Erfolgreich auf Instagram und TikTok

Handwerks-Influencer kritisiert Branche wegen Schikane und Macho-Gehabe

Stand
Autor/in
Henning Otte
SWR-Reporter und -Redakteur Henning Otte, SWR Landespolitik

Er legt sich in den Sozialen Medien fürs Handwerk ins Zeug. Der Tischler Ben Berger kennt aber auch die Schattenseiten - vor allem für junge Frauen - und fordert Konsequenzen.

Seine Begeisterung ist ansteckend. Wenn der Influencer Ben Berger vom Handwerk schwärmt, hört sich das so an: "Wenn wir den Leuten zeigen, wie geil es ist, was anzupacken, wie geil es ist, sich dreckig zu machen, wie geil es ist, am Ende vom Tag völlig im Arsch zu sein, dann merken die auch erst mal, was für eine Bereicherung sowas sein kann." Gesagt hat er das im SWR-Videopodcast "Zur Sache! intensiv".

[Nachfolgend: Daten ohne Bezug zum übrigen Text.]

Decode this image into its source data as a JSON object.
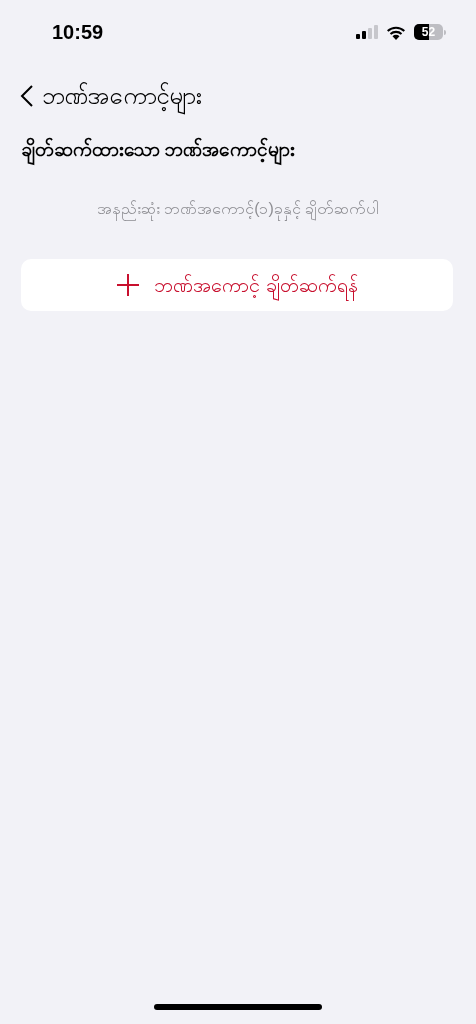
{
  "status_bar": {
    "time": "10:59",
    "battery": "52"
  },
  "nav": {
    "back_label": "ဘဏ်အကောင့်များ"
  },
  "section": {
    "title": "ချိတ်ဆက်ထားသော ဘဏ်အကောင့်များ",
    "empty_message": "အနည်းဆုံး ဘဏ်အကောင့်(၁)ခုနှင့် ချိတ်ဆက်ပါ"
  },
  "add_button": {
    "label": "ဘဏ်အကောင့် ချိတ်ဆက်ရန်"
  }
}
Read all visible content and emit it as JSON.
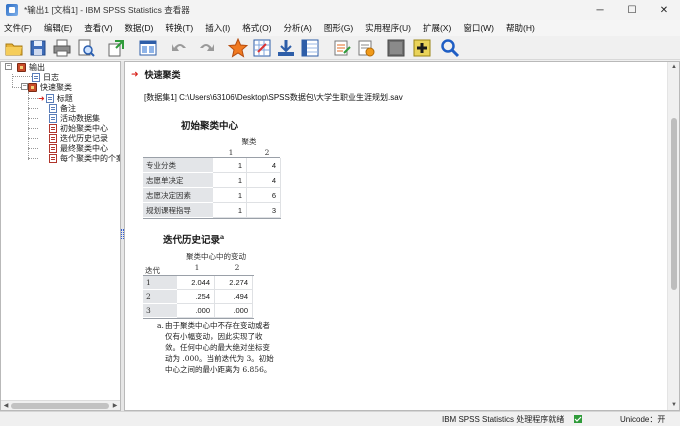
{
  "window": {
    "title": "*输出1 [文档1] - IBM SPSS Statistics 查看器",
    "minimize": "─",
    "maximize": "☐",
    "close": "✕"
  },
  "menu": [
    "文件(F)",
    "编辑(E)",
    "查看(V)",
    "数据(D)",
    "转换(T)",
    "插入(I)",
    "格式(O)",
    "分析(A)",
    "图形(G)",
    "实用程序(U)",
    "扩展(X)",
    "窗口(W)",
    "帮助(H)"
  ],
  "toolbar_icons": [
    "open-icon",
    "save-icon",
    "print-icon",
    "print-preview-icon",
    "export-icon",
    "recall-dialog-icon",
    "undo-icon",
    "redo-icon",
    "goto-data-icon",
    "goto-case-icon",
    "goto-variable-icon",
    "variables-icon",
    "create-title-icon",
    "insert-table-icon",
    "show-hide-icon",
    "add-output-icon",
    "search-icon"
  ],
  "tree": {
    "root": "输出",
    "log": "日志",
    "procedure": "快速聚类",
    "children": [
      "标题",
      "备注",
      "活动数据集",
      "初始聚类中心",
      "迭代历史记录",
      "最终聚类中心",
      "每个聚类中的个案"
    ]
  },
  "output": {
    "section_title": "快速聚类",
    "dataset_line": "[数据集1] C:\\Users\\63106\\Desktop\\SPSS数据包\\大学生职业生涯规划.sav",
    "initial_centers": {
      "title": "初始聚类中心",
      "group_header": "聚类",
      "columns": [
        "1",
        "2"
      ],
      "rows": [
        {
          "label": "专业分类",
          "values": [
            "1",
            "4"
          ]
        },
        {
          "label": "志愿单决定",
          "values": [
            "1",
            "4"
          ]
        },
        {
          "label": "志愿决定因素",
          "values": [
            "1",
            "6"
          ]
        },
        {
          "label": "规划课程指导",
          "values": [
            "1",
            "3"
          ]
        }
      ]
    },
    "iteration_history": {
      "title": "迭代历史记录",
      "superscript": "a",
      "group_header": "聚类中心中的变动",
      "row_header": "迭代",
      "columns": [
        "1",
        "2"
      ],
      "rows": [
        {
          "label": "1",
          "values": [
            "2.044",
            "2.274"
          ]
        },
        {
          "label": "2",
          "values": [
            ".254",
            ".494"
          ]
        },
        {
          "label": "3",
          "values": [
            ".000",
            ".000"
          ]
        }
      ],
      "footnote_marker": "a.",
      "footnote": "由于聚类中心中不存在变动或者仅有小幅变动，因此实现了收敛。任何中心的最大绝对坐标变动为 .000。当前迭代为 3。初始中心之间的最小距离为 6.856。"
    }
  },
  "status": {
    "message": "IBM SPSS Statistics 处理程序就绪",
    "unicode": "Unicode：开"
  }
}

Handwerk muss mehr gegen hohe Abbruchquote bei Azubis tun

Der 28-Jährige ist nicht nur Tischler, sondern auch erfolgreich auf Social Media unterwegs. Berger hat 300.000 Follower auf Instagram und TikTok und nutzt seinen Einfluss. Doch macht er unter "Holz im Herz, Stroh im Kopp" nicht nur Werbung für seine Branche, sondern prangert auch Missstände an. Zum Beispiel, dass gut ein Drittel der Azubis die Lehre abbricht, obwohl man dringend Nachwuchs brauche. Hier müssten die zuständigen Handwerkskammern dringend handeln, fordert er.

Berger kritisiert fehlende "Fehlerkultur und Selbstreflexion"

Der junge Mann dringt darauf, die Branche zu modernisieren und besser nach außen hin zu vertreten. "Was mir jetzt immer mal wieder aufgefallen ist, dass wir im Handwerk eins zu eins das gleiche Problem haben, wie wir es auch in der Spitzenpolitik aktuell haben. Es gibt keine Fehlerkultur und es gibt keine Selbstreflexion."

Ben Berger hält es für ein Unding, dass die Kammern nicht der Frage nachgingen, warum so viele Azubis vorzeitig aussteigen. Berger verlangt eine Evaluierung dieser Fälle und mehr Kontrollen: "Wenn ein Betrieb immer wieder auffällt, also wirklich massive Missstände bekannt sind, dann muss dieser Betrieb definitiv mal überprüft werden", fordert Berger, der aus Landau in Rheinland-Pfalz kommt.

Handwerksverband verbittet sich "Pauschalisierungen dieser Art"

Beim Zentralverband des Deutschen Handwerks kommt die Kritik nicht gut an. Eine Sprecherin verbittet sich "Pauschalisierungen dieser Art bei rund einer Million Handwerksbetrieben in Deutschland". Wie in jedem anderen Bereich könne auch das Handwerk "möglicherweise einen gewissen Nachholbedarf in Sachen Fehlerkultur und Selbstreflexion haben". Es überwögen aber bei Weitem die Betriebe, "die die Veränderungen annehmen, sich weiterentwickeln und neue und innovative Konzepte verfolgen".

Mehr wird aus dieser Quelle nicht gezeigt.